The Tolerance/R value is the maximum distance between text (i.e., word) rectangles for the rectangles to be placed in the same zone. Lower values create more zones; higher values create fewer zones. More zones are expensive to compute but can produce more accurate results; fewer zones may reduce false positives. The Tolerance/Y value is is used for rounding y coordinates to the nearest multiple of this value. For example, if Tolerance/Y is 5 and a word at position (452,137) is followed by a superscript at (468,140), both will be treated as having a y coordinate of 140.
By default DiffPDF compares every pair of pages in the two PDFs (or as many pairs of pages as the number of pages in the shorter PDF). It is also possible to compare particular pages or page ranges. For example, if there are two versions of a PDF file, one with pages 1-12 and the other with pages 1-13 because of an extra page having been added as page 4, they can be compared by specifying two page ranges, 1-12 for the first and 1-3, 5-13 for the second. This will make DiffPDF compare pages in the pairs (1, 1), (2, 2), (3, 3), (4, 5), (5, 6), and so on, to (12, 13).
This dialog is invoked by clicking the Options button. The dialog supports changing the highlighting color, whether to use a pen or fill or both, and the fill's opacity. The Square Size is used when doing Appearance mode comparisons: the smaller the size the more fine-grained the highlighting is—and the slower to compute. The Rule width determines the thickness of the margin rules which are used to indicate the vertical position of differences; the rules can be switched off using a Rule width of 0.
The Controls, Actions, and Log views are in dock widgets—these can be dragged into other dock areas (in which case they will reshape themselves as necessary), or dragged to float free. The Log can also be closed; right click a dock area and check the Log checkbox to open it again.
Although DiffPDF is a GUI program, if run from a console with two PDF files listed on the command line, DiffPDF will start up and immediately compare them in Words mode, or in Appearance mode if their names are preceded with -a or --appearance on the command line, or in Characters mode if their names are preceded with -c or --character on the command line. Run DiffPDF with --help to see all the command line options.

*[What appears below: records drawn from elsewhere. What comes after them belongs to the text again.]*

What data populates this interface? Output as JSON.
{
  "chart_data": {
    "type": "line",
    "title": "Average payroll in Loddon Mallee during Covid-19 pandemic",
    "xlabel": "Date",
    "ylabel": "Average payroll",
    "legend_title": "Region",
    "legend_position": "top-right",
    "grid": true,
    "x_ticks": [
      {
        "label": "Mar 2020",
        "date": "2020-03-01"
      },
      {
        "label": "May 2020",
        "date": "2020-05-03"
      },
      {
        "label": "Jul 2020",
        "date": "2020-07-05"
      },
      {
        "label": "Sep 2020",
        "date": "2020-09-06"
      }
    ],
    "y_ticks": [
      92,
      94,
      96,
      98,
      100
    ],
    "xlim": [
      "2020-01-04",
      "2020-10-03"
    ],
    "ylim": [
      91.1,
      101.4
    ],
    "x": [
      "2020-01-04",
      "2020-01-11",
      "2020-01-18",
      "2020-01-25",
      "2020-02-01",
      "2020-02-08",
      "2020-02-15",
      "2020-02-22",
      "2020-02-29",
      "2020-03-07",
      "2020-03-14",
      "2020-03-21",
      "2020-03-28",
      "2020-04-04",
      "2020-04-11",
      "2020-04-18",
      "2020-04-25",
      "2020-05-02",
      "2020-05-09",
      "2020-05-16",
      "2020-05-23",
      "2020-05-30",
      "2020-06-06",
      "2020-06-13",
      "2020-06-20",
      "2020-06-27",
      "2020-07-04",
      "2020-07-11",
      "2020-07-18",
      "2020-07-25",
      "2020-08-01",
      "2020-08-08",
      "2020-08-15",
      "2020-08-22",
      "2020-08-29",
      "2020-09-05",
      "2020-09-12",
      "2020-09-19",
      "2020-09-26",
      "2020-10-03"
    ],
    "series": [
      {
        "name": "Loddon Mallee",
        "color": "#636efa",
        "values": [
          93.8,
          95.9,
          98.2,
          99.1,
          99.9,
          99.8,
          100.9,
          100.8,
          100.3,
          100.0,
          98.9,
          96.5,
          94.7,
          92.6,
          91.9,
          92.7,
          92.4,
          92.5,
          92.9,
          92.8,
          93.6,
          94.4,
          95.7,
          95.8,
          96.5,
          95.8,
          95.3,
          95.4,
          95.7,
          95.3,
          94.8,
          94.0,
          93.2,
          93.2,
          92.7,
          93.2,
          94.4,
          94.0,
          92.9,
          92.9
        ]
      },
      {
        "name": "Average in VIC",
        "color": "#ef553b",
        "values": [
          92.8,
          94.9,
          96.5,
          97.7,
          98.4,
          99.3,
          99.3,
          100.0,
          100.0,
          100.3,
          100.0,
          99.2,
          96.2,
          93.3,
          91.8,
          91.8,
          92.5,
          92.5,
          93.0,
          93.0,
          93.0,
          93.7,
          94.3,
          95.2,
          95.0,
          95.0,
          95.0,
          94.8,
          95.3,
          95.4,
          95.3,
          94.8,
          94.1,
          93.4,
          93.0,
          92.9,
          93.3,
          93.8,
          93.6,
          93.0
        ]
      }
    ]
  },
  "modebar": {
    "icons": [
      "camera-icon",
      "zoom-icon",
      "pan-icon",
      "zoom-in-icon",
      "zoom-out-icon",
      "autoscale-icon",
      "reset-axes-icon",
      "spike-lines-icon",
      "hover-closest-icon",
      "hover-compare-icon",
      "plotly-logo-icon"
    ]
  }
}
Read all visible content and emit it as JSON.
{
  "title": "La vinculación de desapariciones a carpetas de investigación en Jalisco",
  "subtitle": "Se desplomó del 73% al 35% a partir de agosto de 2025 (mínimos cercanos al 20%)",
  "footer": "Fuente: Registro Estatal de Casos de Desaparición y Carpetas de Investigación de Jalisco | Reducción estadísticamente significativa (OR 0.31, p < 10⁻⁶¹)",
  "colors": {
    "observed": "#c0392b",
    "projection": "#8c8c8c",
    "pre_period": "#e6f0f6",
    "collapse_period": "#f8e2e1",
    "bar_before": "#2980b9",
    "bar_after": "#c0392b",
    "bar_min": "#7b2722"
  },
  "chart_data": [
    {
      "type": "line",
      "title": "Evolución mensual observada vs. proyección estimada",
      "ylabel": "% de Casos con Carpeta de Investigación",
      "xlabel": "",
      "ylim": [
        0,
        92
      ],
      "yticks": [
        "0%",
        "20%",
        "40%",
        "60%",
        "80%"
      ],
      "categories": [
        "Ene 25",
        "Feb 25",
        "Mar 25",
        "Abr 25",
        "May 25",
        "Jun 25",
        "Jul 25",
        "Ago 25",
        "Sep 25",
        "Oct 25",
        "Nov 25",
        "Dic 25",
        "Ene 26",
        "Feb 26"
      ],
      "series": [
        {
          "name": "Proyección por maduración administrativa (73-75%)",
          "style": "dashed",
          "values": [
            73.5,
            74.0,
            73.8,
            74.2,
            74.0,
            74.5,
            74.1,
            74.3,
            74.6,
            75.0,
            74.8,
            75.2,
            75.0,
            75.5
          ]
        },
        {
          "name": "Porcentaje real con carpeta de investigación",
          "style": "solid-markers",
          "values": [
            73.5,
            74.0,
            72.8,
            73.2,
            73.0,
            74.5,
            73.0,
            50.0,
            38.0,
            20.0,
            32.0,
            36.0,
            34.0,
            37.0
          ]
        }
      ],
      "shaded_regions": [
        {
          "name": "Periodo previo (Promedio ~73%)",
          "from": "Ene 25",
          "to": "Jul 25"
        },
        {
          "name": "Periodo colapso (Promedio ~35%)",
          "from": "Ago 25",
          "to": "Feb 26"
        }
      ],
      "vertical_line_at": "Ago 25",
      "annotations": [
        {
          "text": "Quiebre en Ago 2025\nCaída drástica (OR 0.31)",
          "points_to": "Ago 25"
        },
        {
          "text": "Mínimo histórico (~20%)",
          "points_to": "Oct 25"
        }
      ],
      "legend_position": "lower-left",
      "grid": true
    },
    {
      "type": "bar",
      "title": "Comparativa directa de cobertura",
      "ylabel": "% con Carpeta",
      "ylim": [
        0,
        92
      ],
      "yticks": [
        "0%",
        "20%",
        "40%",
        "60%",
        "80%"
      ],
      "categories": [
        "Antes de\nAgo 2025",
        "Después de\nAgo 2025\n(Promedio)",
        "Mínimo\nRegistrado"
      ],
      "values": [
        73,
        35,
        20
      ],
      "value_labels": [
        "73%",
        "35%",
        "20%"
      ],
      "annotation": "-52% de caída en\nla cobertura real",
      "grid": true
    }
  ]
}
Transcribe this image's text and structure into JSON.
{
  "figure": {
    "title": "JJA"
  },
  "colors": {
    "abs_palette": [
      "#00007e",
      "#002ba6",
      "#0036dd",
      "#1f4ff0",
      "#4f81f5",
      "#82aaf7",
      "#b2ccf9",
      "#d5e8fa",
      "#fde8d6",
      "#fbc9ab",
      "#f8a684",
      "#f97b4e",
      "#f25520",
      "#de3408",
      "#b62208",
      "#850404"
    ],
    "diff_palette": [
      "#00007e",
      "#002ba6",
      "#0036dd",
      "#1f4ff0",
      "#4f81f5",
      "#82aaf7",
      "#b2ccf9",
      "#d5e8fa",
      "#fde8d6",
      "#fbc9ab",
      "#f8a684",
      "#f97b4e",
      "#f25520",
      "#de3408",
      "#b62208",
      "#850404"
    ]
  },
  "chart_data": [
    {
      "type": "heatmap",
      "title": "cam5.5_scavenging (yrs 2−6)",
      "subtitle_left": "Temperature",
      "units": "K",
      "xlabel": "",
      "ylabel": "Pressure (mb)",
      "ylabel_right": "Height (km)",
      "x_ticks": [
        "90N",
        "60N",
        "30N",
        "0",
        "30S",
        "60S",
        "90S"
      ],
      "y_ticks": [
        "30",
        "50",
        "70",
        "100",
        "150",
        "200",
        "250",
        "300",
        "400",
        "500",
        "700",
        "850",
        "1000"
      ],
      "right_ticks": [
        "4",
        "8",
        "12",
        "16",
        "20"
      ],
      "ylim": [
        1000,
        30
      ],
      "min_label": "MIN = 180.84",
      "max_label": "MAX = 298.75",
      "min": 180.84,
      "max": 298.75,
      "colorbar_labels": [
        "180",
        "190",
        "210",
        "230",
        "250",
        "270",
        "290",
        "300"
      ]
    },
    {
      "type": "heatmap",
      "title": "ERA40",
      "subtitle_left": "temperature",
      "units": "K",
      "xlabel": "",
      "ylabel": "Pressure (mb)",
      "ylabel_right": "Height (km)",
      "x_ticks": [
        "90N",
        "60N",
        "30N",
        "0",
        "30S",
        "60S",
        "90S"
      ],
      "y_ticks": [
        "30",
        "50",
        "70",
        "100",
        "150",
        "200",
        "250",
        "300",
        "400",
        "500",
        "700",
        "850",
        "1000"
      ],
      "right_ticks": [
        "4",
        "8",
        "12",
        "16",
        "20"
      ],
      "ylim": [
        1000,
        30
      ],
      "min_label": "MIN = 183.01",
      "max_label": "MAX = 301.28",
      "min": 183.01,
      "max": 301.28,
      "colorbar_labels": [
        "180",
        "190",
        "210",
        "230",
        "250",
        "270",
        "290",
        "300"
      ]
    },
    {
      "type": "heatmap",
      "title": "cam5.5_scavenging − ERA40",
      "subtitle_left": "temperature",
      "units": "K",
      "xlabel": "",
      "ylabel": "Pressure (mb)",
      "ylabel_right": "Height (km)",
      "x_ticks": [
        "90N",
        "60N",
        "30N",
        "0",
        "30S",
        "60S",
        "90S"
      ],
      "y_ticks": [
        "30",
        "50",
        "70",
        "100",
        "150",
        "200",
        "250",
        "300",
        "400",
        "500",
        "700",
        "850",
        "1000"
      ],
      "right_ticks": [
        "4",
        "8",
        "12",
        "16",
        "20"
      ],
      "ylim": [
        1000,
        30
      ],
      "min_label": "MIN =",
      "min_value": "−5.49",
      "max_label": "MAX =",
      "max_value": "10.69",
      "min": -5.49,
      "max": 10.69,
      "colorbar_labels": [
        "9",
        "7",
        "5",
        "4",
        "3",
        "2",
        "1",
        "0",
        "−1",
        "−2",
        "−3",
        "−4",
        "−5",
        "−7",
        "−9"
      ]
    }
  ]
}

If you're specifically looking for a command line PDF comparison tool, e.g., for automated testing, try comparepdf.
There are also debugging options. Use --debug=2 and --debug=3 to write the texts in the order they are fed to the sequence matcher into temporary files (e.g., /tmp/page1.txt, etc.). The text reordering is done by the TextItems::columnZoneYxOrder() method in the textitem.cpp file: suggestions for improvement are welcome! (Note that when using --debug3 coordinates are output in y, x order.)